Up in the cloud

The “cloud” is a term that gets thrown around often these days but what is it exactly?

It’s a data storage service that operates online. Simply put, the cloud consists of any software that allows you to store your information on the Internet rather than on your computer, tablet or phone. These cloud software services can be set to public, private or semi-private, depending on what, if anything, you want to share with others.

Many companies depend on cloud services; you could be using a cloud service right now without even knowing it! Many popular web services like iCloud, Dropbox, OneDrive, even Netflix rely on the cloud. For instance, Netflix allows you to stream TV shows and movies from their catalogue of titles, which is stored and then accessed by users online.

Losing data because your laptop, tablet or phone crashed is very frustrating. One key element of the cloud is that it’s a convenient way to store a backup of your documents, music, movies, or photos. Additionally, the cloud extends the storage capacity of our existing devices by providing external storage resources. Many cloud storage services offer anywhere between 2GB and 5GB of free storage. Additionally cloud storage can be purchased if needed.

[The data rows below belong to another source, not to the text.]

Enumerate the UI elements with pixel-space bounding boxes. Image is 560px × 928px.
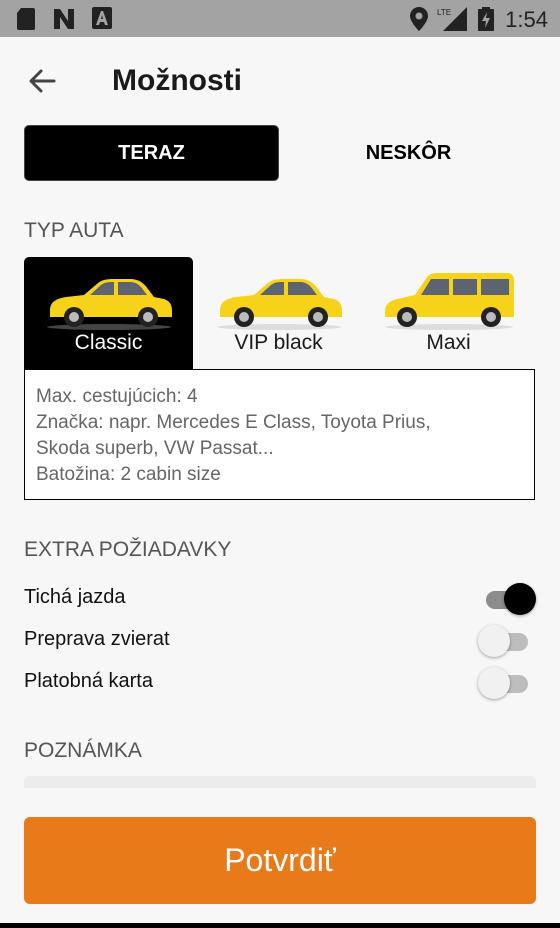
note-input[interactable] (24, 776, 536, 788)
card-payment-toggle[interactable] (478, 665, 536, 701)
car-option-vip-black[interactable]: VIP black (194, 257, 363, 369)
car-option-classic[interactable]: Classic (24, 257, 193, 369)
tab-later[interactable]: NESKÔR (281, 125, 536, 181)
n-notification-icon (54, 9, 74, 29)
van-car-icon (384, 273, 514, 330)
sedan-car-icon (46, 279, 172, 330)
toggle-thumb (478, 625, 510, 657)
car-option-label: VIP black (234, 331, 323, 354)
quiet-ride-toggle[interactable] (478, 581, 536, 617)
sedan-car-icon (216, 279, 342, 330)
page-title: Možnosti (112, 64, 242, 97)
back-arrow-icon[interactable] (22, 61, 62, 101)
sd-card-icon (17, 8, 35, 30)
car-option-label: Classic (74, 331, 143, 354)
car-detail-brand: Značka: napr. Mercedes E Class, Toyota P… (36, 412, 431, 433)
car-type-heading: TYP AUTA (24, 219, 124, 242)
car-detail-passengers: Max. cestujúcich: 4 (36, 386, 198, 407)
extra-card-payment-row: Platobná karta (24, 662, 536, 702)
car-option-label: Maxi (426, 331, 471, 354)
lte-signal-icon: LTE (437, 7, 467, 31)
car-detail-luggage: Batožina: 2 cabin size (36, 464, 221, 485)
toggle-thumb (478, 667, 510, 699)
car-option-maxi[interactable]: Maxi (364, 257, 533, 369)
app-bar: Možnosti (0, 37, 560, 125)
time-toggle: TERAZ NESKÔR (24, 125, 536, 181)
location-icon (410, 7, 428, 31)
confirm-button[interactable]: Potvrdiť (24, 817, 536, 904)
network-label: LTE (437, 8, 451, 17)
extra-label: Tichá jazda (24, 586, 126, 608)
car-detail-brand-cont: Skoda superb, VW Passat... (36, 438, 274, 459)
status-time: 1:54 (505, 7, 548, 32)
car-type-selector: Classic VIP black Maxi (24, 257, 536, 369)
extra-label: Platobná karta (24, 670, 153, 692)
toggle-thumb (504, 583, 536, 615)
note-heading: POZNÁMKA (24, 739, 142, 762)
pet-transport-toggle[interactable] (478, 623, 536, 659)
extra-label: Preprava zvierat (24, 628, 170, 650)
nav-bar (0, 923, 560, 928)
extras-heading: EXTRA POŽIADAVKY (24, 538, 232, 561)
status-bar: LTE 1:54 (0, 0, 560, 37)
battery-charging-icon (478, 7, 494, 31)
tab-now[interactable]: TERAZ (24, 125, 279, 181)
extra-quiet-ride-row: Tichá jazda (24, 578, 536, 618)
extra-pet-transport-row: Preprava zvierat (24, 620, 536, 660)
font-notification-icon (92, 7, 112, 29)
car-details-box: Max. cestujúcich: 4 Značka: napr. Merced… (24, 369, 535, 500)
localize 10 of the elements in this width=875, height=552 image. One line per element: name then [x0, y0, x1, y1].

There are some important things to recognize about using the cloud to store your files. For instance, if your information is stored on any cloud-oriented service, deleting it from your device does not also remove it from the cloud. A common example of this would be if you deleted a picture from your smartphone that you had already posted on Facebook… Deleting the photo from the phone does not remove it from Facebook. The photo exists in two locations, the phone and Facebook, which requires removal from both independently.

The cloud is used all around us in our everyday lives. To use it safely, users should not store any secret personal or financial details about their life, such as scanned passports, lists of passwords or sensitive health information. These related documents should be stored on a computer/tablet/smartphone and a backup should be made on a USB flash drive as an alternative to using the cloud.